I'm learning. I hope to always be learning. Currently I'm learning how to incorporate social media into my job as an assignment editor. I truly believe mainstream media will evolve to incorporate and utilize social media. So I jumped right into the action.

If you've been following me on Twitter, @MistyMontano, you know how I've been using Twitter as a journalist. I function between my account and the station's, @cbs4denver, to engage in conversations about stories, to share what it's like to work on the news desk, to provide openess by tweeting during the editorial meetings. The station started tweeting the editorial meetings weeks ago and daily more tweople are joining in the conversation. Soon I will help coach social media sessions for station employees who want to learn and/or get involved. I'm sure the station will continue to evolve.

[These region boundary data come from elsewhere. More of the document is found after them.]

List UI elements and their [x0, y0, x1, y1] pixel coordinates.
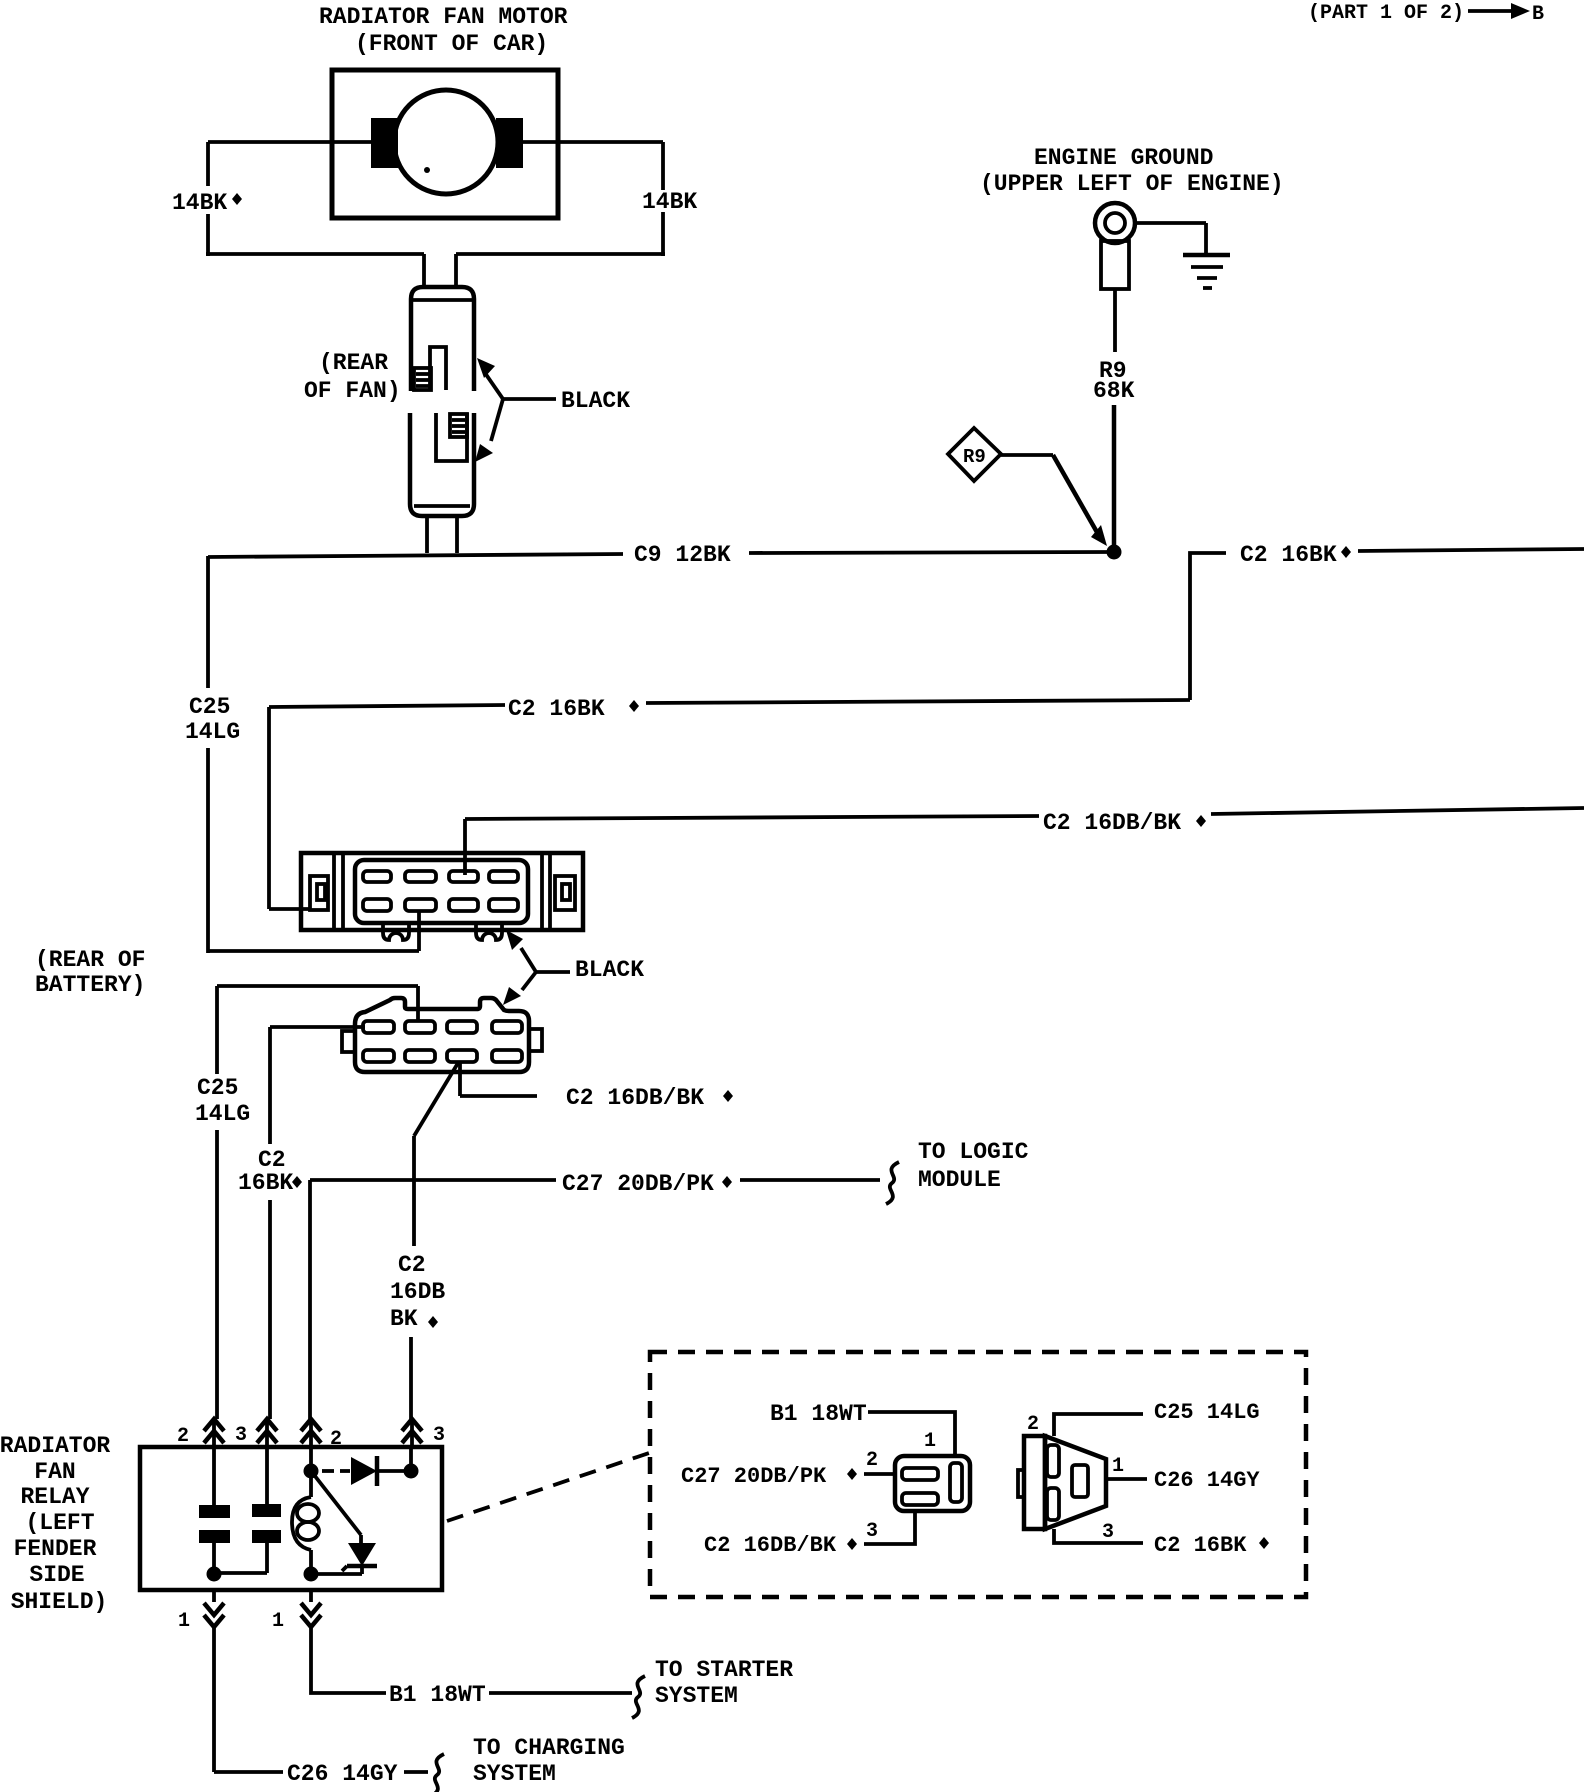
- svg-text:C25: C25: [197, 1075, 238, 1101]
- svg-text:(PART 1 OF 2): (PART 1 OF 2): [1308, 2, 1464, 25]
- svg-text:C9 12BK: C9 12BK: [634, 542, 731, 568]
- svg-text:RADIATOR FAN MOTOR: RADIATOR FAN MOTOR: [319, 4, 568, 30]
- svg-text:C26 14GY: C26 14GY: [1154, 1468, 1260, 1493]
- svg-text:C2 16BK: C2 16BK: [508, 696, 605, 722]
- svg-text:(FRONT OF CAR): (FRONT OF CAR): [355, 31, 548, 57]
- svg-text:(REAR OF: (REAR OF: [35, 947, 145, 973]
- svg-text:C25 14LG: C25 14LG: [1154, 1400, 1260, 1425]
- svg-text:3: 3: [1102, 1521, 1114, 1544]
- svg-text:1: 1: [1112, 1455, 1124, 1478]
- svg-text:C26 14GY: C26 14GY: [287, 1761, 398, 1787]
- svg-text:C27 20DB/PK: C27 20DB/PK: [562, 1171, 714, 1197]
- svg-text:BATTERY): BATTERY): [35, 972, 145, 998]
- svg-text:(REAR: (REAR: [319, 350, 388, 376]
- svg-text:TO STARTER: TO STARTER: [655, 1657, 793, 1683]
- svg-text:14LG: 14LG: [195, 1101, 250, 1127]
- svg-text:B1 18WT: B1 18WT: [770, 1401, 867, 1427]
- svg-text:1: 1: [272, 1610, 284, 1633]
- svg-text:TO CHARGING: TO CHARGING: [473, 1735, 625, 1761]
- svg-text:2: 2: [177, 1425, 189, 1448]
- svg-text:3: 3: [866, 1520, 878, 1543]
- svg-text:16BK: 16BK: [238, 1170, 293, 1196]
- svg-text:C2 16DB/BK: C2 16DB/BK: [1043, 810, 1181, 836]
- svg-text:BLACK: BLACK: [575, 957, 644, 983]
- svg-text:BLACK: BLACK: [561, 388, 630, 414]
- svg-text:RADIATOR: RADIATOR: [0, 1433, 110, 1459]
- svg-text:14LG: 14LG: [185, 719, 240, 745]
- svg-text:BK: BK: [390, 1306, 418, 1332]
- svg-text:B1 18WT: B1 18WT: [389, 1682, 486, 1708]
- svg-text:C2 16BK: C2 16BK: [1154, 1533, 1247, 1558]
- svg-text:(UPPER LEFT OF ENGINE): (UPPER LEFT OF ENGINE): [980, 171, 1284, 197]
- svg-text:C2: C2: [398, 1252, 426, 1278]
- svg-text:2: 2: [866, 1449, 878, 1472]
- svg-text:OF FAN): OF FAN): [304, 378, 401, 404]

In my efforts to learn I've talked on the phone with or met with tweople in real life to discuss what I'm doing and to see how they're using social media, mainly Twitter. Rob McNealy, @RobMcNealy, told me he doesn't trust people who don't use their names or those who use nicknames. He advised me I should change my Twitter handle, which was @MsMistyJ at the time. He then told me if I blog, I should have my own domain name. We discussed quite a bit that left me thinking for days. (Thanks Rob!)

I thought about what he said about not trusting those who don't use their full names. Within hours of our meeting I changed my Twitter handle to @MistyMontano. My journalistic goal in using social media is to bring transparency, openess to the media. What Rob said made perfect sense. If I'm going to ask those whom I interact with on any social media platform to trust me, I should use my full name. Shakespeare had this figured out long ago when Juliet said,
"What's in a name? That which we call a rose
By any other name would smell as sweet."

Then I meandered through what Rob said about having my own domain where I could share my blog(s). My thoughts often run in tangents, so from thinking of our conversation I moved to bios of reporters and anchors on the station's website. I"m not a public figure like my coworkers, but I now have a voice I didn't have before. It then made sense for me to have my own domain where I could post a bio and host blogs, or anything else I want.

I created www.MistyMontano.com a few days later. Soon after I was contacted by the Mile High Social Media Club and asked if I would be a panelist in an upcoming seminar on social media in PR and the Media. I was asked for a bio. What do you know? I had my own domain sitting empty, so I posted a bio for the organization to use.

Then I looked at my blog, On the News Desk, and decided to move it to my domain. Boy was that disasterous and I'm sure I've lost most, if not all, my followers! Eventually I gave up the fight in trying to make my own blog roll in my website and just linked On the News Desk to my website. In verifying the website and setting up tracking, I also decided to change the domain name of On the News Desk to incorporate my name as well. Now I'm sure if I had any followers left, they've all left running in frustraion!

Next I looked at my blog and saw two distinct topics, adventure stories from the news desk and posts on social media/twitter. I decided to create a second blog, Where mainstream media and social media combine, where I will post my thoughts on social media in mainstream media.

My website is simple. (Mainly because I'm not a website designer! HA!) I'm viewing it as my own watering hole; a place where people who want to know more about me can find it. Why? In trying to achieve openess as a journalist, if I'm going to have this new found voice, people should be able to easily find out who is sharing news adventures with them.

In the end, I guess I'm branding myself, but as what? I can't name it. How about evolving journalist?

And, I admit there's a little vanity and excitement in this for me too.